In 1931, in a responsum sent to Rabbi Avraham Al-Naddaf, Qorah thought that the book Ḥemdat Yamim (not to be confused with a book having the same title and published by Israel Yaakov Algazi in İzmir) was composed by a relative of the arch-poet Shalom Shabazi, rather than by the poet himself. Scholars, today, however, refute this opinion, asserting that the book was, indeed, composed by Shalom Shabazi. In 1934, Rabbi Qorah wrote a letter of recommendation for the book, Emmunat Hashem, published as a rebuttal to Rabbi Yihya Qafih's Milḥamot HaShem (Wars of the Lord).

In Qorah's latter years in Jerusalem, he tried to no avail to enlist the help of the rabbinate in supplying educators that would teach Yemenite school-children the preservation of their own unique Hebrew pronunciation in Israeli schools.

Like many new immigrants in the late 1940s and early 1950s, wooden crates of handwritten manuscripts and Torah scrolls were sent via ship in the port of Aden to a warehouse ran by the Jewish Agency in Jaffa. Amram Qorah, upon his arrival in the country in 1950, was told that the shipment of books he had sent to the country was burnt in a conflagration. Later, some of these books and religious artifacts were discovered on sale in book shops, and one handwritten manuscript belonging to the family was seen by its owner at the British Museum in London.
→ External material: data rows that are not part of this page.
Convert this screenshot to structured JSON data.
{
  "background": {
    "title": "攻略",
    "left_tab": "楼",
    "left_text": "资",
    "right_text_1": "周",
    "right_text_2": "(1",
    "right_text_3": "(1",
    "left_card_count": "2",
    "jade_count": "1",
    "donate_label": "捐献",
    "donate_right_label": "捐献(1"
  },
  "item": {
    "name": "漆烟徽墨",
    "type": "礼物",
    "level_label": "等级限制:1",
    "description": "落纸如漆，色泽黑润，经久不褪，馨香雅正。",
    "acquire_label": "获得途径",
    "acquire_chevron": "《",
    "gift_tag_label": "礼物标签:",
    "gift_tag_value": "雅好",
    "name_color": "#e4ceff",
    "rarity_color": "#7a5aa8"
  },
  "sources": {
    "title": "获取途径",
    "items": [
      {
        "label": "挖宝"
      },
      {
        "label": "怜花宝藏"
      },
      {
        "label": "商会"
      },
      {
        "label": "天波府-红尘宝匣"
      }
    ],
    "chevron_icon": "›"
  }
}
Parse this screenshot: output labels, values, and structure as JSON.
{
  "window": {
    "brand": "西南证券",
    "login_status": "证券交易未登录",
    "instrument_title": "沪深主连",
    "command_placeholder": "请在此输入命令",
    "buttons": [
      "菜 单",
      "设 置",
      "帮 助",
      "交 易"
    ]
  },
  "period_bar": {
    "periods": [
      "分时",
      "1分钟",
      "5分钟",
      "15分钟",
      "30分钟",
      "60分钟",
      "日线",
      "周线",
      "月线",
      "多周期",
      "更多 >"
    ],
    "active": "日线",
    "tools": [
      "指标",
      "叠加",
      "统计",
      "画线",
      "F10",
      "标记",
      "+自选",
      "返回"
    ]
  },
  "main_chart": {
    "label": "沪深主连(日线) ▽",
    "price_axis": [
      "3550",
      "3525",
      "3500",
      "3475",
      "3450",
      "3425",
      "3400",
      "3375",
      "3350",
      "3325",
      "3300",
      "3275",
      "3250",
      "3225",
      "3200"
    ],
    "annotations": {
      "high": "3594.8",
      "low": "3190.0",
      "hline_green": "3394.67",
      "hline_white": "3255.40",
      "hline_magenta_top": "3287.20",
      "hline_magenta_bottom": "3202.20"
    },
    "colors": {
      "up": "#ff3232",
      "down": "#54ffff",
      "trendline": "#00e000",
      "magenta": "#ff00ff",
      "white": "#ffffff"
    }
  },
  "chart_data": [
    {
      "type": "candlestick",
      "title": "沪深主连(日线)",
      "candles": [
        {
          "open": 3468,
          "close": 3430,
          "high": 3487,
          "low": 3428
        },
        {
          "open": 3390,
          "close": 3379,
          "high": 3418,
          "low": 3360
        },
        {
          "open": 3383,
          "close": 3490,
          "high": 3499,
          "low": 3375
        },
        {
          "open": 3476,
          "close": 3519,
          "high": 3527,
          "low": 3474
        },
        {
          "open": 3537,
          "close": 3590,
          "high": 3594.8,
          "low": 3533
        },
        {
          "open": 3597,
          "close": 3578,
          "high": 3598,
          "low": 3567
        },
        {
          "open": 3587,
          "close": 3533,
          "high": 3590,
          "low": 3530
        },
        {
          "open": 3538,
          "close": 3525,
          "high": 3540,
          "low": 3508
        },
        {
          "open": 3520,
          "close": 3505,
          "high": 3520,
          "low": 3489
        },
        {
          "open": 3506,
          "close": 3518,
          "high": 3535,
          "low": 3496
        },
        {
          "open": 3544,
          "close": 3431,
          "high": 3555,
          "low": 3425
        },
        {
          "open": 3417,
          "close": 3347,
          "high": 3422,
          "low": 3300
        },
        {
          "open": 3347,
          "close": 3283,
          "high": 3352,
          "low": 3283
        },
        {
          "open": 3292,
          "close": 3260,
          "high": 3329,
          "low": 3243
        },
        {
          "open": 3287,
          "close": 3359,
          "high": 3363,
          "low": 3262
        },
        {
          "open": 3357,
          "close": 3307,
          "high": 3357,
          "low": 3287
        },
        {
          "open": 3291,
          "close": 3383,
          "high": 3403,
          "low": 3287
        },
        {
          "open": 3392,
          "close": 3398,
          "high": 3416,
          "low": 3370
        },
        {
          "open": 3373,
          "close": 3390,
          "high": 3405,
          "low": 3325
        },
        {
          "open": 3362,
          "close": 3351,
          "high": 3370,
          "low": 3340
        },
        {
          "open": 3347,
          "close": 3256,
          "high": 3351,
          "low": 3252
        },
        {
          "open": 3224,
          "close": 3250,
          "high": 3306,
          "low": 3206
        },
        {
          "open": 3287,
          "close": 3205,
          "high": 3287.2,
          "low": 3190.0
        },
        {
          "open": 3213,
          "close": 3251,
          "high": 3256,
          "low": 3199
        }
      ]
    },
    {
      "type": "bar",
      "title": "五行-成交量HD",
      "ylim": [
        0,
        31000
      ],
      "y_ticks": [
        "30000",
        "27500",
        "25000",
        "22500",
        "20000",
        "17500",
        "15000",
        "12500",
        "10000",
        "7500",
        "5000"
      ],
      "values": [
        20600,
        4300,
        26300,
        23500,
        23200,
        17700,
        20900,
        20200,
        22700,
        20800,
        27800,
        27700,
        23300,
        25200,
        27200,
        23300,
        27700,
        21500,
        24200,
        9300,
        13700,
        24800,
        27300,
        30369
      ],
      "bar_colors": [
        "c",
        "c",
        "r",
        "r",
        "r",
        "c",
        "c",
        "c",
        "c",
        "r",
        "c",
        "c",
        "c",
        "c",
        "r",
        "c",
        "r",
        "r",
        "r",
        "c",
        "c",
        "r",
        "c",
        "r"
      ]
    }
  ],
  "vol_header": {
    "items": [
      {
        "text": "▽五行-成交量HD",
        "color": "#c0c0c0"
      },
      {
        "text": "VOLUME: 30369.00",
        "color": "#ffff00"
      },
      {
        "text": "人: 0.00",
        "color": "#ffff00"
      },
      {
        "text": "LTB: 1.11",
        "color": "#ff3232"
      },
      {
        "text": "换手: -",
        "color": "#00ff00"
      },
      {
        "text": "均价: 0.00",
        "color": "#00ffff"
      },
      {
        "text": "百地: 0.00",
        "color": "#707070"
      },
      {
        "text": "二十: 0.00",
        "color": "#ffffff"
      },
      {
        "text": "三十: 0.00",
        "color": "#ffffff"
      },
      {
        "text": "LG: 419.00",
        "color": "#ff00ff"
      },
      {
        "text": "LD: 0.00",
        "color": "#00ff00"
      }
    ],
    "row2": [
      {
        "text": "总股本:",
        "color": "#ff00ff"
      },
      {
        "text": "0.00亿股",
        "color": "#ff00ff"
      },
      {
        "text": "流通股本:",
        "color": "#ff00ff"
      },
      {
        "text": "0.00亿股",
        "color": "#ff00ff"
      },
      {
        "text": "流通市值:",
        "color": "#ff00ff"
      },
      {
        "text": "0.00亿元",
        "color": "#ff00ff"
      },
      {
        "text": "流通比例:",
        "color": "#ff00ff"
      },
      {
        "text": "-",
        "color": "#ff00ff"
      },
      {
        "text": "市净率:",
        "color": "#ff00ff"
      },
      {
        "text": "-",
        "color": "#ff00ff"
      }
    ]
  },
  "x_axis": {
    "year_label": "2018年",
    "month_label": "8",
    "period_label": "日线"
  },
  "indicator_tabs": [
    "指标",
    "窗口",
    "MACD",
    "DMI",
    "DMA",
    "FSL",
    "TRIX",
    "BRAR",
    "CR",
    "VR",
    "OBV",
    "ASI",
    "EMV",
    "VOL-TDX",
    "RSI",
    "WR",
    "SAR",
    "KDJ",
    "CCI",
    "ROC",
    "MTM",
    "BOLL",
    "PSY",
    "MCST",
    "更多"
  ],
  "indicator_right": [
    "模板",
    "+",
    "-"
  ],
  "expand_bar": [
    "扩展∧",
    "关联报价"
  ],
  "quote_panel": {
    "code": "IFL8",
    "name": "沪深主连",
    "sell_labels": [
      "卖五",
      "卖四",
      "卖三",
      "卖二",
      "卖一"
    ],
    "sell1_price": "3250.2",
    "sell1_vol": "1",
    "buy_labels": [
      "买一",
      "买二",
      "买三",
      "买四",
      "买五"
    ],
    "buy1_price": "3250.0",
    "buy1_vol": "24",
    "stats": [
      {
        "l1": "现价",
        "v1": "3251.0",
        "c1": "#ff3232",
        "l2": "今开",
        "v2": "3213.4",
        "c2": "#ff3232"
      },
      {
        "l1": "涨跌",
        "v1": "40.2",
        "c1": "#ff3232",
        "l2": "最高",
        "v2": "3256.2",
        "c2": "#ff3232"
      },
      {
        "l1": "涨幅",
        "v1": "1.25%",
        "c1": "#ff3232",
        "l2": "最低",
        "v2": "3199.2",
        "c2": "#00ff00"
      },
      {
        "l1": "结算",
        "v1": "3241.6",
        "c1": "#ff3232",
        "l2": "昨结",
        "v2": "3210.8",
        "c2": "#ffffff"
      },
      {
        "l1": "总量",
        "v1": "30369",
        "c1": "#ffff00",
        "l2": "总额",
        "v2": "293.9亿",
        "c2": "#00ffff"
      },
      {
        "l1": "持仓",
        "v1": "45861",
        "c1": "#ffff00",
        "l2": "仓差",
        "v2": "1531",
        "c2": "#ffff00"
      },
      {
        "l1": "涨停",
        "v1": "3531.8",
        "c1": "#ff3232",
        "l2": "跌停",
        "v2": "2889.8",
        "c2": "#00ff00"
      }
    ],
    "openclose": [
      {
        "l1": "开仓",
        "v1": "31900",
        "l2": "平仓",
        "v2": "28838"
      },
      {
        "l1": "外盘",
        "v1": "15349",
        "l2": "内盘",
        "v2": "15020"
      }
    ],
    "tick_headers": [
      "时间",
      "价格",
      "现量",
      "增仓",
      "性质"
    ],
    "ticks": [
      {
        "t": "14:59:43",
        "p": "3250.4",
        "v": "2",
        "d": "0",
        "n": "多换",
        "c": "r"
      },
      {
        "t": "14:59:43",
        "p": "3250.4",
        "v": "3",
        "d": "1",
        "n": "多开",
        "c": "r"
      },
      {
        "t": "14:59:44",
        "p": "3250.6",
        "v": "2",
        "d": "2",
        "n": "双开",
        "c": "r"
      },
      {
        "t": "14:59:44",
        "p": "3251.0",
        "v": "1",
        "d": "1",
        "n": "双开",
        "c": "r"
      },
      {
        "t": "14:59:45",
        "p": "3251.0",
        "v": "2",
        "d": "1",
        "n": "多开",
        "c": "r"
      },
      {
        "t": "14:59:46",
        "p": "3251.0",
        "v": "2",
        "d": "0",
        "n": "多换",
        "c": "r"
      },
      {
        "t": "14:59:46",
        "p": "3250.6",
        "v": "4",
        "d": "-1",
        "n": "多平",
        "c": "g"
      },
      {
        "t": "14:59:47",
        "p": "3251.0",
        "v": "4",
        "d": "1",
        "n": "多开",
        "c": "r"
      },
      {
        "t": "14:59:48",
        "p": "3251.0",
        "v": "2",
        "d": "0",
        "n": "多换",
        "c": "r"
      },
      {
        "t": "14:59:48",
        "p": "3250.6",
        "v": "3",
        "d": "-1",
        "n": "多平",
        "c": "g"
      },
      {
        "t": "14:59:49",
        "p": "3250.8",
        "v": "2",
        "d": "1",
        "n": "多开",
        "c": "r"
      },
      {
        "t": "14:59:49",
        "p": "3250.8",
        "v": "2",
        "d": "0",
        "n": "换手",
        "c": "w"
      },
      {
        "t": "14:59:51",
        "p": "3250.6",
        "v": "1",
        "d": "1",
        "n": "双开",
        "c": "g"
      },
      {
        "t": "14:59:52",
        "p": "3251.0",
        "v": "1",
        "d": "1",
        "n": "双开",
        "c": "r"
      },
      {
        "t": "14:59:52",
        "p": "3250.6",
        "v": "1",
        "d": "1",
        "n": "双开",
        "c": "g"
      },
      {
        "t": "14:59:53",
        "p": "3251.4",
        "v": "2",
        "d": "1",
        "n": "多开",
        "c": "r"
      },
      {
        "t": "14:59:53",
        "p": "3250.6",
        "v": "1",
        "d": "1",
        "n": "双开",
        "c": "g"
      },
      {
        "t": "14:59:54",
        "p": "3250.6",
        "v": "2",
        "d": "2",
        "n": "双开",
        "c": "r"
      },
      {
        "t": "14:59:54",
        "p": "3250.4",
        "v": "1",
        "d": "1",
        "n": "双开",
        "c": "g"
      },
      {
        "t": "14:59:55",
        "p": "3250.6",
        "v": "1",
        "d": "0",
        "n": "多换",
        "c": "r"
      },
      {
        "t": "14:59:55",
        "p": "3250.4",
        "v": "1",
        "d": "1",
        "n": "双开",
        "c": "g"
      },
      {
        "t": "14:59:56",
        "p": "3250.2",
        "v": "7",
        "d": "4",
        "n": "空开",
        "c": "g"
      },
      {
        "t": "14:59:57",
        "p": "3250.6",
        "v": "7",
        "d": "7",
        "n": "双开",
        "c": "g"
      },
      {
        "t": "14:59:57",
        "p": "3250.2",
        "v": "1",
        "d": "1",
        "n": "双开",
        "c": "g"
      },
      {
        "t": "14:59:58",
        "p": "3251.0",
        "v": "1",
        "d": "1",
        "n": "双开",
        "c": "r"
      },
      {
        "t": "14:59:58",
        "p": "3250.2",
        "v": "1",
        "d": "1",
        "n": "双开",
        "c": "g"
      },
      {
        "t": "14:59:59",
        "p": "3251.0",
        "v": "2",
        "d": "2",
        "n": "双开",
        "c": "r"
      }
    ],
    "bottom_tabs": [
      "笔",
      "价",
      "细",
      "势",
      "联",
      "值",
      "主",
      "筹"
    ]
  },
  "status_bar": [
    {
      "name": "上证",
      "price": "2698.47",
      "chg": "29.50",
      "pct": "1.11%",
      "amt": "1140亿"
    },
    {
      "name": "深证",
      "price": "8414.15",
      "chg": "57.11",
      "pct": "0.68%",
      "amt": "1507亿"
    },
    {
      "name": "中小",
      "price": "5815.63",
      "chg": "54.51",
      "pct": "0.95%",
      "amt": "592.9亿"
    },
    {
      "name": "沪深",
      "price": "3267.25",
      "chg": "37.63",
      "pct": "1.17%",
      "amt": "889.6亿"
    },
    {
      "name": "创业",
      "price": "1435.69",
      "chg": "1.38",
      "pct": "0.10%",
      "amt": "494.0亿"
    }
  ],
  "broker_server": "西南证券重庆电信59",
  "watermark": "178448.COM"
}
One of the grandsons of Rabbi Amram Qorah, Rabbi Shelomo Qorah, served as the Chief Sephardic Rabbi of Bnei Barak, until his death in 2018.

==Works==
Amram Qorah's opus magnum is Saʿarat Teiman, a book that documents the history of Yemen's Jewry over a 250-year period, in which he drew upon the court records of Sanaa (al-Maswaddeh), and systematically names the chief rabbis who led the community from 1680–1902. Qorah mentions in his book that at the start of the famine in 1905 there were approximately 7,000 Jews living in the city of Sanaa, but one year later, in 1906, approximately 70% of the Jewish population had been decimated.

His other works include:
- ʿAlmuth Shir (עלמות שיר), a commentary on some 200 liturgical poems composed by poets Yosef ben Israel and Shalom Shabazi, first published in the Ḥefetz Ḥayyim Diwan, Jerusalem in 1966.
- Neweh Shalom (נוה שלום), a commentary on difficult words contained in Saadia Gaon's Judeo-Arabic translations and commentaries of the Hebrew Bible, covering the Pentateuch, the Five Scrolls, Isaiah, the Book of Psalms, the Book of Proverbs and Daniel.